Primero parece que hablar de Filosofía con mayúscula resulta petulante y alejado para muchas personas, culpa será de quién se dice filósofo, a mí de hecho me descalifican y me dicen “divulgador”, lo asumo como un cumplido.
Tal vez sólo es cuestión de enfoques, porque si entendiéramos la filosofía como un ejercicio no sólo cotidiano sino además necesario, podríamos notar que es más recurrente y mayoritario de lo que podríamos pensar.
Todo está en los parámetros de la definición de filosofía, yo en principio me quedo simplemente con la etimología: amor a la sabiduría.
Yo creo que los seres humanos amamos la sabiduría con mayor o menor intensidad; también depende mucho de las oportunidades para hacerlo, una persona que tiene que trabajar todos los días 10 horas difícilmente tendrá las ganas y condiciones para amar un pensamiento que puede elevarle, hacerle estallar el corazón o unirle al cosmos, e incluso, en ese tipo de prisión hay quien lo logra, recuerdo la hermosa escena de “Bailando en la oscuridad” (Lars von Trier, 2000) donde una trabajadora con debilidad visual realiza su pesado trabajo en una fábrica imaginándose en un musical, curiosamente la segunda parte de esa película, todo ese amor desaparece por culpa del “sistema de justicia”.
Si la filosofía es la actividad a través de la cuál afrontamos la vida con nuestros pensamientos moviendo nuestras emociones, hay mucha más filosofía de la que creemos.
Me atrevería a decir que hay muchas filosofías sobre muchas actividades que nos son trascendentes, como la justicia.
Las filosofías de la justicia son aquellos pensamientos ligados a la justicia, muchas veces no son nítidas ni si quiera para sus operadores.
La reforma judicial mexicana debió llevarnos a ese lugar donde convergen estas filosofías, descubrirlas, ponerlas a dialogar; de nuevo todo se llevó al plano de la organización y las formas, todavía queda pendiente ese ejercicio dialógico, nunca es tarde para escucharnos y muchos menos para pensar(nos) como colectivo.
Les advierto que no será sencillo porque las personas no han sido invitadas ni a pensar el tema ni mucho menos a opinar sobre el mismo, y me temo que lo que han escuchado de los llamados abogados les ha confundido el mejor de los casos, pero en el peor de los casos les ha llevado a pensar que la justicia -como administración- es un sistema donde gana el mejor postor, el mejor mentiroso, o el que tiene más contactos; hemos enfatizado por mucho tiempo que el derecho respalda cualquier petición por injusta, irracional, vengativa o desproporcionada que parezca, sólo hay que contar con los medios necesarios.

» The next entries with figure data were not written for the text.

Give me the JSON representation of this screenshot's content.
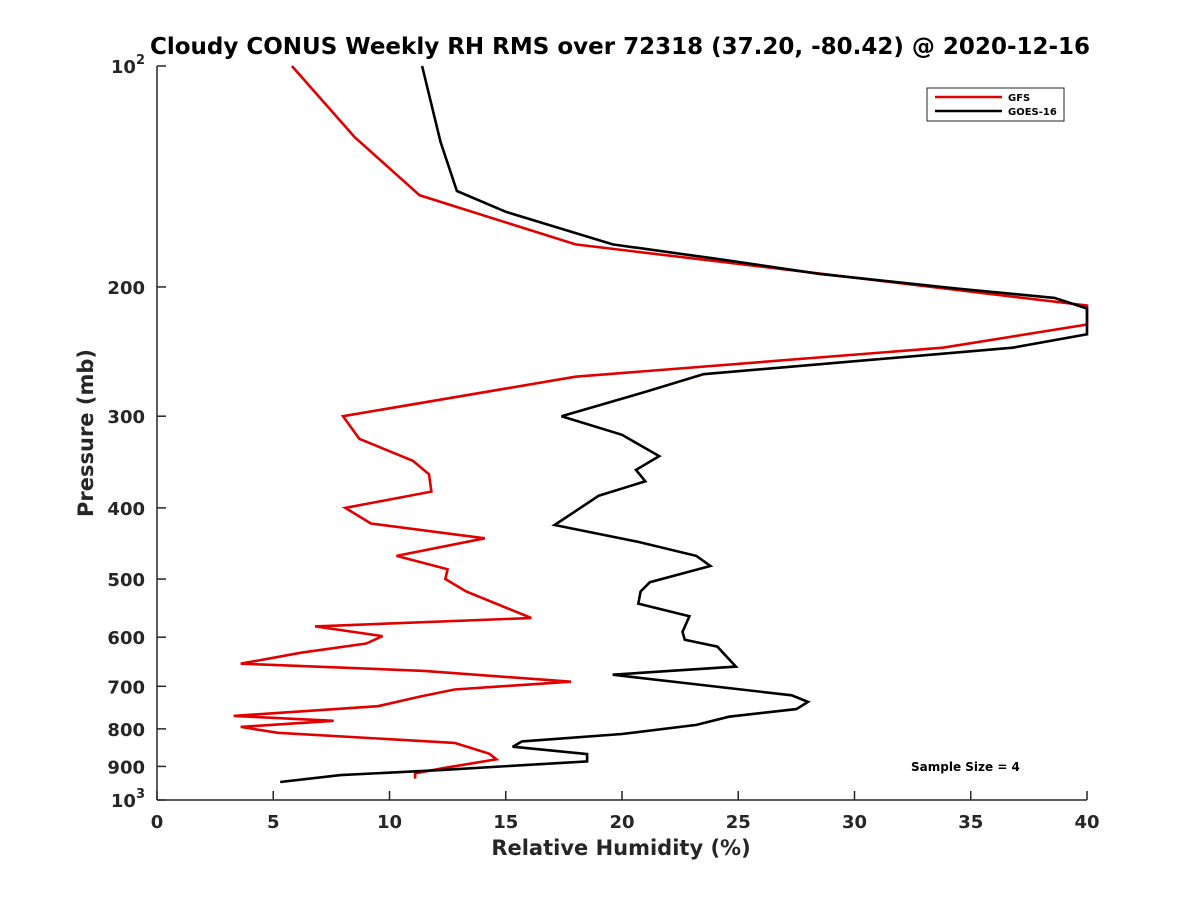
{
  "chart_data": {
    "type": "line",
    "title": "Cloudy CONUS Weekly RH RMS over 72318 (37.20, -80.42) @ 2020-12-16",
    "xlabel": "Relative Humidity (%)",
    "ylabel": "Pressure (mb)",
    "xlim": [
      0,
      40
    ],
    "ylim": [
      100,
      1000
    ],
    "yscale": "log",
    "yreversed": true,
    "grid": false,
    "legend_position": "top-right",
    "x_ticks": [
      "0",
      "5",
      "10",
      "15",
      "20",
      "25",
      "30",
      "35",
      "40"
    ],
    "x_tick_values": [
      0,
      5,
      10,
      15,
      20,
      25,
      30,
      35,
      40
    ],
    "y_ticks": [
      {
        "value": 100,
        "base": "10",
        "exp": "2"
      },
      {
        "value": 200,
        "text": "200"
      },
      {
        "value": 300,
        "text": "300"
      },
      {
        "value": 400,
        "text": "400"
      },
      {
        "value": 500,
        "text": "500"
      },
      {
        "value": 600,
        "text": "600"
      },
      {
        "value": 700,
        "text": "700"
      },
      {
        "value": 800,
        "text": "800"
      },
      {
        "value": 900,
        "text": "900"
      },
      {
        "value": 1000,
        "base": "10",
        "exp": "3"
      }
    ],
    "annotation": "Sample Size = 4",
    "series": [
      {
        "name": "GFS",
        "color": "#e00000",
        "points": [
          [
            5.8,
            100
          ],
          [
            8.5,
            125
          ],
          [
            11.3,
            150
          ],
          [
            18.0,
            175
          ],
          [
            40.0,
            212
          ],
          [
            40.0,
            225
          ],
          [
            33.8,
            242
          ],
          [
            18.0,
            265
          ],
          [
            8.0,
            300
          ],
          [
            8.7,
            322
          ],
          [
            11.0,
            345
          ],
          [
            11.7,
            360
          ],
          [
            11.8,
            380
          ],
          [
            8.1,
            400
          ],
          [
            9.2,
            420
          ],
          [
            14.1,
            440
          ],
          [
            10.3,
            465
          ],
          [
            12.5,
            485
          ],
          [
            12.4,
            500
          ],
          [
            13.3,
            520
          ],
          [
            16.1,
            565
          ],
          [
            6.8,
            580
          ],
          [
            9.7,
            598
          ],
          [
            9.0,
            612
          ],
          [
            6.2,
            630
          ],
          [
            3.6,
            652
          ],
          [
            11.5,
            667
          ],
          [
            17.8,
            690
          ],
          [
            12.8,
            707
          ],
          [
            11.3,
            723
          ],
          [
            9.5,
            745
          ],
          [
            3.3,
            768
          ],
          [
            7.6,
            780
          ],
          [
            3.6,
            795
          ],
          [
            5.2,
            810
          ],
          [
            12.8,
            836
          ],
          [
            14.3,
            865
          ],
          [
            14.6,
            880
          ],
          [
            12.3,
            905
          ],
          [
            11.1,
            920
          ],
          [
            11.1,
            935
          ]
        ]
      },
      {
        "name": "GOES-16",
        "color": "#000000",
        "points": [
          [
            11.4,
            100
          ],
          [
            12.2,
            127
          ],
          [
            12.9,
            148
          ],
          [
            15.0,
            158
          ],
          [
            19.6,
            175
          ],
          [
            24.0,
            183
          ],
          [
            28.5,
            192
          ],
          [
            34.4,
            201
          ],
          [
            38.6,
            207
          ],
          [
            40.0,
            214
          ],
          [
            40.0,
            232
          ],
          [
            36.8,
            242
          ],
          [
            23.5,
            263
          ],
          [
            21.0,
            278
          ],
          [
            17.4,
            300
          ],
          [
            20.0,
            318
          ],
          [
            21.6,
            340
          ],
          [
            20.6,
            355
          ],
          [
            21.0,
            368
          ],
          [
            19.0,
            385
          ],
          [
            17.1,
            422
          ],
          [
            20.7,
            445
          ],
          [
            23.2,
            465
          ],
          [
            23.8,
            480
          ],
          [
            21.2,
            505
          ],
          [
            20.8,
            520
          ],
          [
            20.7,
            540
          ],
          [
            22.9,
            562
          ],
          [
            22.6,
            590
          ],
          [
            22.7,
            605
          ],
          [
            24.1,
            618
          ],
          [
            24.9,
            658
          ],
          [
            19.6,
            675
          ],
          [
            27.3,
            720
          ],
          [
            28.0,
            735
          ],
          [
            27.5,
            752
          ],
          [
            24.6,
            770
          ],
          [
            23.2,
            790
          ],
          [
            20.0,
            813
          ],
          [
            15.7,
            832
          ],
          [
            15.3,
            846
          ],
          [
            18.5,
            866
          ],
          [
            18.5,
            886
          ],
          [
            12.3,
            910
          ],
          [
            7.9,
            925
          ],
          [
            5.3,
            945
          ]
        ]
      }
    ]
  }
}
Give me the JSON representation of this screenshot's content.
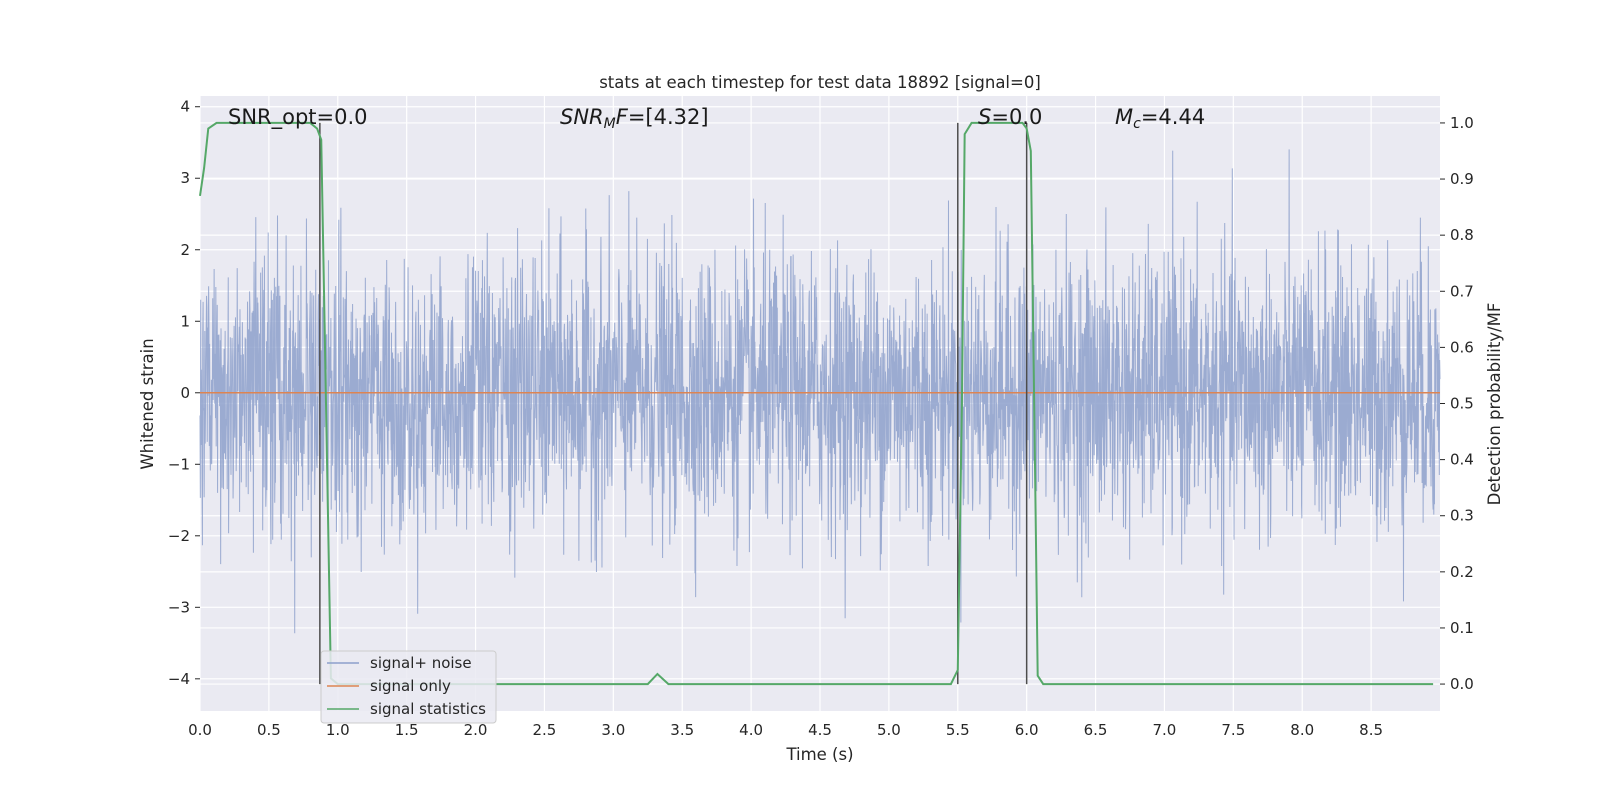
{
  "chart_data": {
    "type": "line",
    "title": "stats at each timestep for test data 18892 [signal=0]",
    "xlabel": "Time (s)",
    "ylabel": "Whitened strain",
    "ylabel_right": "Detection probability/MF",
    "xlim": [
      0,
      9.0
    ],
    "ylim": [
      -4.45,
      4.15
    ],
    "ylim_right": [
      -0.048,
      1.048
    ],
    "xticks": [
      "0.0",
      "0.5",
      "1.0",
      "1.5",
      "2.0",
      "2.5",
      "3.0",
      "3.5",
      "4.0",
      "4.5",
      "5.0",
      "5.5",
      "6.0",
      "6.5",
      "7.0",
      "7.5",
      "8.0",
      "8.5"
    ],
    "yticks": [
      "4",
      "3",
      "2",
      "1",
      "0",
      "−1",
      "−2",
      "−3",
      "−4"
    ],
    "yticks_right": [
      "1.0",
      "0.9",
      "0.8",
      "0.7",
      "0.6",
      "0.5",
      "0.4",
      "0.3",
      "0.2",
      "0.1",
      "0.0"
    ],
    "grid": true,
    "legend_position": "lower-left",
    "annotations": {
      "snr_opt": "SNR_opt=0.0",
      "snr_mf_italic": "SNR",
      "snr_mf_sub": "M",
      "snr_mf_italic2": "F",
      "snr_mf_value": "=[4.32]",
      "s_italic": "S",
      "s_value": "=0.0",
      "mc_italic": "M",
      "mc_sub": "c",
      "mc_value": "=4.44"
    },
    "vertical_lines_x": [
      0.87,
      5.5,
      6.0
    ],
    "series": [
      {
        "name": "signal+ noise",
        "color": "#8da0cb",
        "note_values": "dense whitened-noise trace, amplitude mostly within ±1.4, spikes up to ±3.8",
        "sample_rate": 400
      },
      {
        "name": "signal only",
        "color": "#dd8452",
        "x": [
          0,
          9.0
        ],
        "y": [
          0,
          0
        ]
      },
      {
        "name": "signal statistics",
        "color": "#55a868",
        "axis": "right",
        "x": [
          0.0,
          0.03,
          0.06,
          0.12,
          0.2,
          0.5,
          0.8,
          0.85,
          0.88,
          0.9,
          0.95,
          1.0,
          1.5,
          2.0,
          2.5,
          3.0,
          3.25,
          3.32,
          3.4,
          3.5,
          4.0,
          4.5,
          5.0,
          5.45,
          5.5,
          5.53,
          5.55,
          5.6,
          5.7,
          5.9,
          5.97,
          6.0,
          6.03,
          6.06,
          6.08,
          6.12,
          6.2,
          7.0,
          7.5,
          7.7,
          8.0,
          8.5,
          8.95
        ],
        "y": [
          0.87,
          0.92,
          0.99,
          1.0,
          1.0,
          1.0,
          1.0,
          0.99,
          0.97,
          0.7,
          0.01,
          0.0,
          0.0,
          0.0,
          0.0,
          0.0,
          0.0,
          0.018,
          0.0,
          0.0,
          0.0,
          0.0,
          0.0,
          0.0,
          0.025,
          0.5,
          0.98,
          1.0,
          1.0,
          1.0,
          1.0,
          0.99,
          0.95,
          0.4,
          0.015,
          0.0,
          0.0,
          0.0,
          0.0,
          0.0,
          0.0,
          0.0,
          0.0
        ]
      }
    ]
  }
}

Así que las personas dejan en manos de la justicia divina la verdadera actualización de sus anhelos.
Pero no son cuestiones que queramos escuchar los operadores jurídicos, porque eso supone un trabajo descomunal que no estamos dispuestos a asumir, porque eso supone realmente escuchar y no fingir que nos interesan las personas.
Fueron tantos años de malas enseñanzas que el profesional del derecho aprendió a simular interés, empatía y ahora incluso hasta cercanía, por eso, por más esfuerzos que hagan siempre seguirán siendo unos extraños de saco y corbata, con zapatillas y traje sastre; un mal necesario.
No dio resultado el discurso de los derechos humanos, y ahora tampoco la humanización del jurista, algo muy malo hay en sus entrañas que sólo puede ser superado con filosofía, una adecuada, que les haga abrazar la causa de la justicia, que les enseñe a ser críticos y sobre todo a amar a sus semejantes.